Shakshuka au merguez (4 servings): Crumble and brown 2 links (150g raw) merguez in a 30cm oven-safe pan over medium-high heat for 8 minutes. Add 1 can (400g) crushed tomatoes + 1 roasted red pepper + 2 teaspoons harissa + 1 teaspoon cumin. Simmer 10 minutes. Create 4 wells, crack in 4 eggs. Bake at 180°C (356°F) for 8–10 minutes until whites are set. Garnish with fresh cilantro and feta.

Couscous royal (8 servings): The celebratory version uses merguez alongside lamb chops and chicken. 8 merguez links (600g) grilled separately and served with 800g semolina couscous + lamb-vegetable broth + harissa on the side. The term "royal" indicates the use of multiple meats, with merguez being the essential element.

Nutritional Profile and Food Safety

Merguez is a high-fat, high-sodium fresh sausage.

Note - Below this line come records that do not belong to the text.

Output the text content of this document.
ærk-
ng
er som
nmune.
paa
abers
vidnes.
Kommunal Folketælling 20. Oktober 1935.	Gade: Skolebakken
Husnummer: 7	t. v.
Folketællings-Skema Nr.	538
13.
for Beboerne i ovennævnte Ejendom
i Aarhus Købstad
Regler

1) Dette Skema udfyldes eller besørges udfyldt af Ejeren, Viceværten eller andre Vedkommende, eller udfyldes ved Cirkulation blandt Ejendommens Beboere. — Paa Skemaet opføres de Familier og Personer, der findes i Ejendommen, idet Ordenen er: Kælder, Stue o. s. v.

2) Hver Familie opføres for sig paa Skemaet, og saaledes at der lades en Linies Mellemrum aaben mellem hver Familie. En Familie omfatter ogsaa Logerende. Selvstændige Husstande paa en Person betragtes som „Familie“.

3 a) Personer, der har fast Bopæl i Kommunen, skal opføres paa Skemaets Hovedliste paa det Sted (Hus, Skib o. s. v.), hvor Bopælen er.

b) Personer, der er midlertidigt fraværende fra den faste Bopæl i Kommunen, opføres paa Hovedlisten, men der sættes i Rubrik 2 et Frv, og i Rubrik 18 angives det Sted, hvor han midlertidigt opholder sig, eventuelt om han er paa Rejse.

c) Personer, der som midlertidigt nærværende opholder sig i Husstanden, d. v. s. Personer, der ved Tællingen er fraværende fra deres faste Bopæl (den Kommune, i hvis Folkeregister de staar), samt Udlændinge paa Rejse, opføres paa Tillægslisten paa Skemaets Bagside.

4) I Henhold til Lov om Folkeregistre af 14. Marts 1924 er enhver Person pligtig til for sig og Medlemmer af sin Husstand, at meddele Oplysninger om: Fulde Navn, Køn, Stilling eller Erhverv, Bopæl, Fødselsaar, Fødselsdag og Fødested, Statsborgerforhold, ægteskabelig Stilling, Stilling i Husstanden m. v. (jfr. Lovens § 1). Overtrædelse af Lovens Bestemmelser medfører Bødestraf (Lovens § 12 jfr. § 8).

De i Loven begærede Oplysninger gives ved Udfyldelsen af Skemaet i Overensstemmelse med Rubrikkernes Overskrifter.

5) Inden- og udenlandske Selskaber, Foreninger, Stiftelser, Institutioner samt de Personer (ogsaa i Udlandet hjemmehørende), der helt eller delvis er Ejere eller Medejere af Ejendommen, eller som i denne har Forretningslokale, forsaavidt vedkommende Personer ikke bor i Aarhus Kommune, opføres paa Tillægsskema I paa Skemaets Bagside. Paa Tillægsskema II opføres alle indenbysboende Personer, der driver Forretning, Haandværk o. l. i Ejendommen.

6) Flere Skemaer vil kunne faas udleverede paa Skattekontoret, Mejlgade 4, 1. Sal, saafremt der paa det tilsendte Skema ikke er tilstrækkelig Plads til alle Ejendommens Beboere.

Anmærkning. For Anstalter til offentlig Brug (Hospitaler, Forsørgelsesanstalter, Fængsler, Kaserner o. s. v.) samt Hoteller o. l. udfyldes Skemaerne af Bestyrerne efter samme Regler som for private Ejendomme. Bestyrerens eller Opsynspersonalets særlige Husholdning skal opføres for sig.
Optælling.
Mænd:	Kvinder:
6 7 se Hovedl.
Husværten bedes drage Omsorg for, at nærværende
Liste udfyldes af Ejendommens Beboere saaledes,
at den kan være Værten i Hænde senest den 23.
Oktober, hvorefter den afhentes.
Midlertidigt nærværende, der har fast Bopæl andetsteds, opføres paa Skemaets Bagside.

Per 100g raw: approximately 280 calories, 18g protein, 23g fat (9g saturated), 1g carbohydrate, 750–900mg sodium (varies by producer). Per 1 whole link (75g raw): approximately 210 calories, 13.5g protein. The significant fat content is why merguez cooks so well over high heat — the rendering fat bastes the meat from within.

Food safety for fresh merguez: like all fresh (uncooked) sausages, merguez must be cooked to a minimum internal temperature of 71°C (160°F). It should not be eaten pink or rare despite the red exterior color from spices. Fresh links keep in the refrigerator for 2–3 days; freeze raw for up to 2 months (beyond this the fat begins to oxidize and the spice notes deteriorate). Cook from frozen by baking at 180°C (356°F) for 25–30 minutes rather than grilling, which can char the exterior before the center cooks through.